NZ: Conviction for untreated pig food
A pig-feed contractor in New Zealand has been fined for undercooking the food destined for his customers' pigs. The Ministry of Agriculture and Forestry (MAF) has stated that it is pleased with the conviction, the first under the Biosecurity (Meat and Food Waste for Pigs) Regulations 2005.
The Biosecurity (Meat and Food Waste for Pigs) Regulations 2005 ban the collection, distribution and trading of waste food for feeding to pigs if the waste food contains untreated meat or may have come in contact with untreated meat.
African swine fever
The regulations were introduced to prevent and control the spread of animal diseases exotic to New Zealand. “Feeding meat and food waste to pigs is a risk to our livestock industries. Foot and Mouth disease and African swine fever are diseases pigs could get if they consume infected meat,” said MAF Investigator Simon Anderson.

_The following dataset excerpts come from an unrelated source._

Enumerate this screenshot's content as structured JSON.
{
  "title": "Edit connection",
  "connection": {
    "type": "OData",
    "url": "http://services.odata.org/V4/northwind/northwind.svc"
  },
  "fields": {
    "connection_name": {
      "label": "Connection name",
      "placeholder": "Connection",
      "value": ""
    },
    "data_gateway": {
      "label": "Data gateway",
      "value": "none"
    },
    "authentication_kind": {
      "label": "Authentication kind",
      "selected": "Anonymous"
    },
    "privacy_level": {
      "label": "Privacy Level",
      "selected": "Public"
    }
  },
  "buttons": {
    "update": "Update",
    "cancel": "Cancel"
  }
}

The regulations require meat and food waste that has come into contact with meat to be 'treated' before it is fed to pigs. In practice this means such waste must be boiled at 100 degrees Celsius for one hour, stirring frequently, to destroy any disease causing bacteria and virus that may be present.
MAF carries out unannounced inspections on a nationwide basis. Anyone found feeding non-compliant food waste to pigs may be fined a maximum of $5,000 (€2175); companies may be fined up to $15,000 (€6500).